Chapter 1 Arrays and Strings - 1.1

This the first problem in the "Cracking the Coding Interview" book. The statement of problem is presented below:

1.1 Implement an algorithm to determine if a string has all unique characters. What if you can not use additional data structure?

The time complexity of my first solution is O(nlgn). It iterates all characters in the given string and employs a map to record the characters that have been seen so far. I considered the hash table and naively thought it is the same as map. Later I found that I couldn't be more wrong. For a map the lookup cost is O(lgn), while it costs O(1) for a hash tabel to lookup a value with given key (if the hash table is big enough).

The standard answer is:

If the characters only come from ASCII table, we can create a lookup table whose size is 256 and use it to indicate whether a character has been seen before. The Python code is given below:

def allUnique(str):
    flags = [False for i in range(0, 255)]
    for i in range(0, len(str)):
        charCode = ord(str[i])
        if flags[charCode] == False:
            flags[charCode] = True
        else:
            return False
    return True
           

If characters in the given string come from a wider character set, we can just enlarge the hash table.

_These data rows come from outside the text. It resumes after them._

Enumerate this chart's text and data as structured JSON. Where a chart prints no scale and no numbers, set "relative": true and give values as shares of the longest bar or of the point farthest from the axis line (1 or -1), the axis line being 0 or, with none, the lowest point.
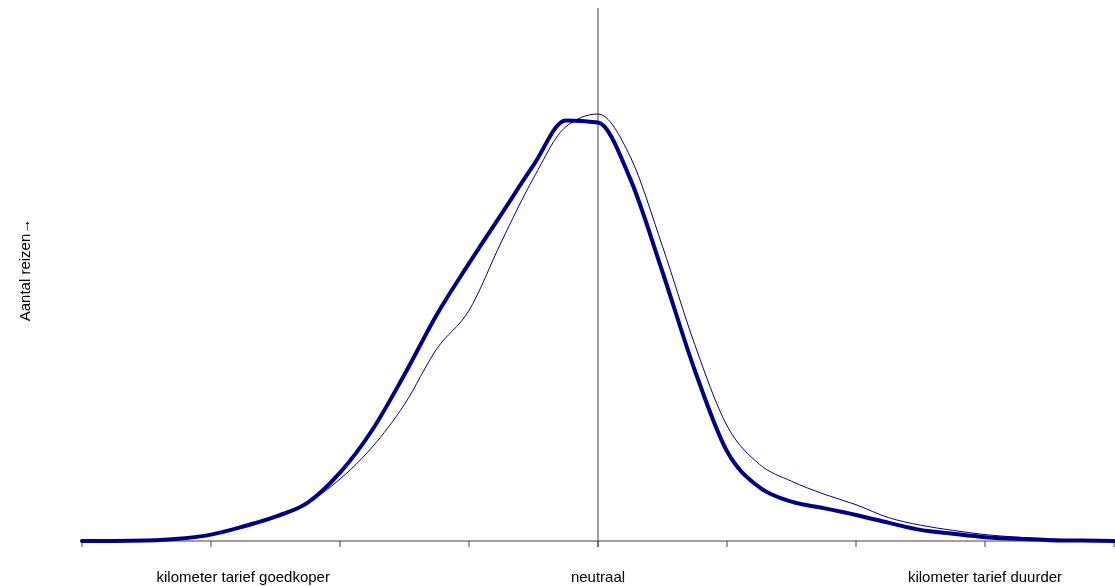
{
  "chart_data": {
    "type": "line",
    "relative": true,
    "ylabel": "Aantal reizen→",
    "categories": [
      null,
      null,
      null,
      null,
      null,
      "kilometer tarief goedkoper",
      null,
      null,
      null,
      null,
      null,
      null,
      null,
      null,
      null,
      null,
      "neutraal",
      null,
      null,
      null,
      null,
      null,
      null,
      null,
      null,
      null,
      null,
      null,
      "kilometer tarief duurder",
      null,
      null,
      null,
      null
    ],
    "ref_lines": [
      {
        "axis": "x",
        "value": "neutraal",
        "color": "#404040"
      }
    ],
    "marker": "none",
    "line_style": "solid",
    "series": [
      {
        "color": "#000080",
        "values": [
          0,
          0,
          0.001,
          0.005,
          0.015,
          0.034,
          0.057,
          0.09,
          0.16,
          0.26,
          0.39,
          0.53,
          0.65,
          0.765,
          0.88,
          0.985,
          0.98,
          0.848,
          0.63,
          0.4,
          0.21,
          0.126,
          0.092,
          0.077,
          0.061,
          0.043,
          0.026,
          0.017,
          0.009,
          0.005,
          0.002,
          0.001,
          0
        ]
      },
      {
        "color": "#000080",
        "values": [
          0,
          0,
          0.001,
          0.005,
          0.015,
          0.034,
          0.057,
          0.09,
          0.145,
          0.22,
          0.32,
          0.45,
          0.54,
          0.7,
          0.85,
          0.97,
          1.0,
          0.9,
          0.69,
          0.46,
          0.27,
          0.18,
          0.14,
          0.11,
          0.085,
          0.055,
          0.037,
          0.025,
          0.015,
          0.009,
          0.005,
          0.002,
          0
        ]
      }
    ]
  }
}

This solution reminds me that I should figure out (or assume) the reasonable limit of input to optimize the algorithm. We need code that can work in real work, not ideal one.

Then, how to solve it without help of any additional data structure?

The brute force method costs O(n^2). I came up with a method, which sorts the string first with quick sort (in place). Then we can just iterate each character and look for it with binary search in the string (how stupid!), which turns out cost O(nlgn).

Then I turned to the standard answer and found that sorting is a good choice, however, after sorting we can just linearly compare each pair of neighbors to check the duplication. The time complexity of standard answer is O(nlgn). The implementation is given below:

def quickSort(str, left, right):
    if left >= right:
        return
    pivotIdx = left
    pivot = str[left]
    for i in range(left+1, right+1):
        if pivot >= str[i]:
            str[pivotIdx+1], str[i] = str[i], str[pivotIdx+1]
            pivotIdx += 1
    # Swap the two elements
    str[left], str[pivotIdx] = str[pivotIdx], str[left]
    quickSort(str, left, pivotIdx-1)
    quickSort(str, pivotIdx+1, right)

def allUnique(str):
    strSeq = [i for i in str]
    quickSort(strSeq, 0, len(str)-1)
    for i in range(0, len(strSeq)-1):
        if(strSeq[i] == strSeq[i+1]):
            return False
    return True
           

One thing to mention is that it is the third time I try to implement a quick sort. However, I failed again. I always make the same mistake: not keeping the record of pivot value and use pivotIdx to get the pivot. Remember that pivotIdx is moving and you should keep a copy of pivot value.